Chairman
- Incumbent
- Assumed office 26 October 2018
- Preceded by: Miria Naime Ikupu
- Constituency: Motu Koita Assembly

Deputy Governor
- Incumbent
- Assumed office 26 October 2018
- Constituency: National Capital District (Papua New Guinea)

Personal details
- Born: 8 August 1977 (age 48) Papua New Guinea
- Party: Independent
- Alma mater: Queensland University of Technology
- Profession: Business

= Dadi Toka Jr =

Papua New Guinean businessman (born 1977)

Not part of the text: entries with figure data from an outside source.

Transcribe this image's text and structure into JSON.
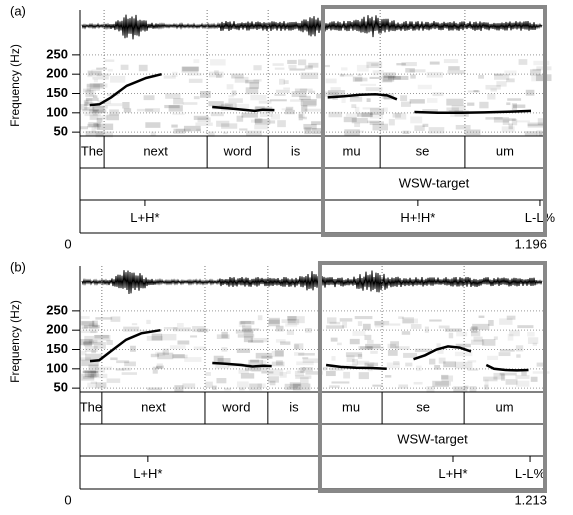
{
  "chart_data": [
    {
      "type": "line",
      "panel_label": "(a)",
      "ylabel": "Frequency (Hz)",
      "color": "#000000",
      "grid": true,
      "ylim": [
        40,
        260
      ],
      "yticks": [
        50,
        100,
        150,
        200,
        250
      ],
      "xlim": [
        0,
        1.196
      ],
      "xticks": [
        0,
        1.196
      ],
      "x": [
        0.025,
        0.05,
        0.08,
        0.12,
        0.17,
        0.21,
        null,
        0.34,
        0.38,
        0.42,
        0.45,
        0.47,
        0.5,
        null,
        0.637,
        0.68,
        0.72,
        0.76,
        0.79,
        0.815,
        null,
        0.86,
        0.92,
        0.98,
        1.04,
        1.1,
        1.16
      ],
      "values": [
        120,
        122,
        140,
        170,
        190,
        200,
        null,
        115,
        112,
        108,
        105,
        108,
        107,
        null,
        140,
        143,
        147,
        148,
        145,
        135,
        null,
        102,
        100,
        100,
        101,
        103,
        105
      ],
      "words": [
        {
          "label": "The",
          "start": 0,
          "end": 0.062
        },
        {
          "label": "next",
          "start": 0.062,
          "end": 0.327
        },
        {
          "label": "word",
          "start": 0.327,
          "end": 0.484
        },
        {
          "label": "is",
          "start": 0.484,
          "end": 0.625
        },
        {
          "label": "mu",
          "start": 0.625,
          "end": 0.772
        },
        {
          "label": "se",
          "start": 0.772,
          "end": 0.99
        },
        {
          "label": "um",
          "start": 0.99,
          "end": 1.196
        }
      ],
      "target": {
        "label": "WSW-target",
        "start": 0.625,
        "end": 1.196
      },
      "tones": [
        {
          "label": "L+H*",
          "time": 0.167
        },
        {
          "label": "H+!H*",
          "time": 0.869
        },
        {
          "label": "L-L%",
          "time": 1.183
        }
      ]
    },
    {
      "type": "line",
      "panel_label": "(b)",
      "ylabel": "Frequency (Hz)",
      "color": "#000000",
      "grid": true,
      "ylim": [
        40,
        260
      ],
      "yticks": [
        50,
        100,
        150,
        200,
        250
      ],
      "xlim": [
        0,
        1.213
      ],
      "xticks": [
        0,
        1.213
      ],
      "x": [
        0.026,
        0.05,
        0.08,
        0.12,
        0.16,
        0.21,
        null,
        0.345,
        0.38,
        0.42,
        0.45,
        0.48,
        0.5,
        null,
        0.642,
        0.68,
        0.72,
        0.76,
        0.8,
        null,
        0.87,
        0.9,
        0.93,
        0.96,
        0.99,
        1.02,
        null,
        1.06,
        1.08,
        1.11,
        1.14,
        1.17
      ],
      "values": [
        120,
        122,
        145,
        175,
        192,
        200,
        null,
        115,
        113,
        110,
        106,
        108,
        107,
        null,
        110,
        105,
        103,
        102,
        100,
        null,
        125,
        135,
        150,
        158,
        155,
        145,
        null,
        110,
        100,
        97,
        96,
        97
      ],
      "words": [
        {
          "label": "The",
          "start": 0,
          "end": 0.057
        },
        {
          "label": "next",
          "start": 0.057,
          "end": 0.326
        },
        {
          "label": "word",
          "start": 0.326,
          "end": 0.49
        },
        {
          "label": "is",
          "start": 0.49,
          "end": 0.626
        },
        {
          "label": "mu",
          "start": 0.626,
          "end": 0.788
        },
        {
          "label": "se",
          "start": 0.788,
          "end": 1.002
        },
        {
          "label": "um",
          "start": 1.002,
          "end": 1.213
        }
      ],
      "target": {
        "label": "WSW-target",
        "start": 0.626,
        "end": 1.213
      },
      "tones": [
        {
          "label": "L+H*",
          "time": 0.177
        },
        {
          "label": "L+H*",
          "time": 0.973
        },
        {
          "label": "L-L%",
          "time": 1.174
        }
      ]
    }
  ]
}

Dadi Toka Jr (born 8 August 1977) is a Papua New Guinean businessman and the Chairman of the Motu Koita Assembly, a traditional landowner representative group established as an Assembly by an act of the Parliament of Papua New Guinea. The Chairman of the Motu Koita Assembly is also Deputy Governor of National Capital District, which was established on the lands of the Motu and Koitabu people.

==Education==
Toka Jr is the youngest child of a large Motuan family and is named after his father, who was among the first council members to be elected after the Motu Koita Assembly was established in 1991. He attended international school in Port Moresby, followed by Anglican Church Grammar School from 1991 to 1995. He attended Queensland University of Technology, graduating with a Bachelor of Business Administration.

==Career==
Toka Jr has mostly worked in private enterprise and is director of a number of companies, including Tura Sports. In 2011 he was elected Chairman of the Port Moresby General Hospital board. He was also Chief Executive Officer of the Papua New Guinea Cancer Foundation from 2013 to 2018. With Bryan Jared Kramer, he is a former member of the Organising Committee of the Miss PNG franchise of the Miss Pacific Islands beauty pageant.

Toka Jr successfully contested the Chairmanship of the Motu Koita Assembly in 2018, running a campaign focused on generational change under the Motu slogan "Ita eda nega" (It's our time). Of the 17 members elected in 2013, only three were returned, Toka Jr having campaigned hard on a platform of long term neglect and mismanagement of the Assembly and its assets. Toka Jr won with a majority of votes. The outcome of the election was seen as a strong endorsement for generational change and improved rights for Motu Koitabu people.

After his election, Toka Jr quickly re-established essential services and has sought and secured partnerships with development agencies to benefit his constituents.

Toka Jr has campaigned strongly for improved recognition of Motu and Koitabu people, the traditional owners of the land on which Papua New Guinea's capital, Port Moresby, is situated within the National Capital District territory. In early 2019 this brought him into conflict with Governor of Central Province, Robert Agarobe, who called for National Capital District (NCD) to be recognised as part of Central Province. Toka Jr has refuted these claims, primarily on social media, causing tensions but reinvigorating a discussion about ownership and management of traditional lands in the nation's capital.

During the COVID-19 crisis, Toka Jr led the response in Motuan and Koitabuan villages, installing handwashing stations and Motu language education materials before the rest of the country. As PNG instituted a betelnut ban, to stop the prevalent spitting of chewed nuts to limit spread of the disease, Motuan villages were at the forefront of smuggling efforts into the lucrative Port Moresby market. Despite the potential for violence, Toka Jr and the MKA successfully stopped the escalation of unrest.